Envoltos pela idéia do racionalismo a todo o momento, esquecemos
de observar o mundo sem esse olhar, esquecemos do como enxergávamos
as coisas quando éramos crianças. Mas esse sentimento ainda
existe em nós, bastando apenas que nos deixemos levar por ele,
seguindo a poesia, por exemplo.
Os poemas do livro de Manoel ativam a imaginação da criança,
ao mesmo tempo em que se aproximam do seu modo de falar, trazendo, por
exemplo, onomatopéias, ou fazendo referência à sintaxe
que as crianças utilizam:
I.
O menino caiu dentro do rio, tibum,
ficou todo molhado de peixe...
A água dava rasinha de meu pé.
VII.
Escuto o meu rio:
é uma cobra
de água andando
por dentro de meu olho...
Chama-nos a atenção a quantidade de metáforas
utilizadas pelo poeta para descrever os sentimentos do menino em relação
às coisas da natureza e o modo como elas se aproximam do falar
das crianças, valorizando, deste modo, o olhar deste ser para as
coisas do cotidiano, aproximando-o do poeta.

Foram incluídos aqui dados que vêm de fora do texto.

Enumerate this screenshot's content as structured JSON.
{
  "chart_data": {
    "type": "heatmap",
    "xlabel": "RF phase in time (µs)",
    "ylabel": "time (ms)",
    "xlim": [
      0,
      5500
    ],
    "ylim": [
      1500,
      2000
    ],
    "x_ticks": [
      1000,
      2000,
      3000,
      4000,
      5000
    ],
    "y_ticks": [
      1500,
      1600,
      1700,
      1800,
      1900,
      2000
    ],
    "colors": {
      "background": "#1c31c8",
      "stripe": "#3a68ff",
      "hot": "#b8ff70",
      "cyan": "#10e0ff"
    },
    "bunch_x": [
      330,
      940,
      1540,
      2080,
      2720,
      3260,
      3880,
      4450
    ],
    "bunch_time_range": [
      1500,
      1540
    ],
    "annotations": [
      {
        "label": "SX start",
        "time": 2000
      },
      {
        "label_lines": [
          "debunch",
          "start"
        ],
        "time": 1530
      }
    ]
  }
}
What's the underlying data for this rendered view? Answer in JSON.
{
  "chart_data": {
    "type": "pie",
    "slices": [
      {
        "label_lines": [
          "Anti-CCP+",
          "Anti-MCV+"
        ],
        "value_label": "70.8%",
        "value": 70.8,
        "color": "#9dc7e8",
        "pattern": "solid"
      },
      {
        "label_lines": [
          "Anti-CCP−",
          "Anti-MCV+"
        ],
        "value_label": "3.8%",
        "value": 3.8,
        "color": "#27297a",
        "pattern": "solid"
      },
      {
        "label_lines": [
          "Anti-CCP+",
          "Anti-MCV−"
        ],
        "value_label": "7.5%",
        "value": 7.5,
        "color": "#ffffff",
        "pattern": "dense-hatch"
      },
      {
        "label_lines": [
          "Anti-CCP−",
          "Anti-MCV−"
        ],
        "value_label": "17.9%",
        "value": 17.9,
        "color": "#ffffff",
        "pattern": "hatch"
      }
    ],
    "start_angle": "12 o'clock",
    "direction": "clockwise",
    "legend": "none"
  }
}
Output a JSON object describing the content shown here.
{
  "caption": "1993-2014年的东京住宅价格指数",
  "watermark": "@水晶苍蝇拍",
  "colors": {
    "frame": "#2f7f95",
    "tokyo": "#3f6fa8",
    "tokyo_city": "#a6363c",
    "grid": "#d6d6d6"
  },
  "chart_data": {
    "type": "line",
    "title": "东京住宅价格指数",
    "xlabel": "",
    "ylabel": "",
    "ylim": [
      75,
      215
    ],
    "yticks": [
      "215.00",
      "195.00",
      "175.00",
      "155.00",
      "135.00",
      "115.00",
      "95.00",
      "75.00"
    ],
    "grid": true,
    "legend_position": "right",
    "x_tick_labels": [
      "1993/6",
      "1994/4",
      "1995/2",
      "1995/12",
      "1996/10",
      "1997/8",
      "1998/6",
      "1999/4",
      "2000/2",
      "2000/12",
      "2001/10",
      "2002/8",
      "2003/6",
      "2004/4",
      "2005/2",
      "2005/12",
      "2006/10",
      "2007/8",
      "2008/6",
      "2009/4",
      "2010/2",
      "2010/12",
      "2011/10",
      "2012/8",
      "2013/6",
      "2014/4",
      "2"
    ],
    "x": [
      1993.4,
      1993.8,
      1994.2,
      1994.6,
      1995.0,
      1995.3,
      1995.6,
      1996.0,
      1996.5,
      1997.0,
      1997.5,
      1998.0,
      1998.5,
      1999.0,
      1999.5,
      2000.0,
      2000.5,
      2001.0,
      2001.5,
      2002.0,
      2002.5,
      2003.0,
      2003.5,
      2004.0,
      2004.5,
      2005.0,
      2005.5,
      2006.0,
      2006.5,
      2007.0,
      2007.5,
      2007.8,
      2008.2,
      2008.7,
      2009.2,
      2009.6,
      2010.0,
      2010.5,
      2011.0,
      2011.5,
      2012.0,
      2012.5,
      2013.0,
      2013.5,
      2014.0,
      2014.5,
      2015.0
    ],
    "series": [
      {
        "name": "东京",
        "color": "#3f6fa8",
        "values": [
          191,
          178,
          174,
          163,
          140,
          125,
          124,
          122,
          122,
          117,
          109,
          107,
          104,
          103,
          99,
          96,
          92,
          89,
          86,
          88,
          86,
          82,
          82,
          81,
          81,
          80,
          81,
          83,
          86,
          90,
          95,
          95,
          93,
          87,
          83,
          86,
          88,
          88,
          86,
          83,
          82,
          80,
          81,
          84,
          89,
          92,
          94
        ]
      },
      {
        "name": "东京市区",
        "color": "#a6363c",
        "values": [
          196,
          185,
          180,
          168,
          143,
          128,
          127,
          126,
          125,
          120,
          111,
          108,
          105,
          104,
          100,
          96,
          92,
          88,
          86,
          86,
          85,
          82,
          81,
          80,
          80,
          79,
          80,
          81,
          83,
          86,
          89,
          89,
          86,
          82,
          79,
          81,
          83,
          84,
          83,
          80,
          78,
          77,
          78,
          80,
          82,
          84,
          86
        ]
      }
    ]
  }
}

No poema de abertura do livro Exercícios de ser criança
(1999), diante de uma pergunta poética do filho no aeroporto (“–
E se o avião tropicar num passarinho?”; e, logo em seguida,
“- E se o avião tropicar num passarinho triste?”),
os pais, aflitos por não saberem dar-lhe uma resposta, acabam concluindo
que “Com certeza, a liberdade e a poesia a gente aprende com as
crianças”.
3. Poeminhas pescados nas falas de nossa comunidade
A primeira edição do livro Poeminhas pescados
numa fala de João não fora inicialmente publicada tendo
em vista o público infantil. Em Gramática Expositiva do
Chão (1986) encontramos uma coletânea dos livros de Manoel
e, dentre eles, está aquele primeiro.
É interessante observar que, diferentemente de alguns poetas que
escrevem para crianças e adultos, Manoel de Barros parece não
fazer diferença entre a linguagem, utilizada em seus livros, para
esses dois públicos.
O relançamento do livro, agora com roupagem voltada para crianças,
nos faz acreditar que ele se destina a todas as idades. Em razão
disto, pretendemos apresentar aqui uma proposta de trabalho que tem por
objetivo sensibilizar crianças e adultos para a arte, a partir
da leitura expressiva dos poemas, da observação e recriação
das ilustrações.
A experiência fora inicialmente pensada tendo em vista o projeto
PET-Comunidade, dos PET (Programa de Educação Tutorial)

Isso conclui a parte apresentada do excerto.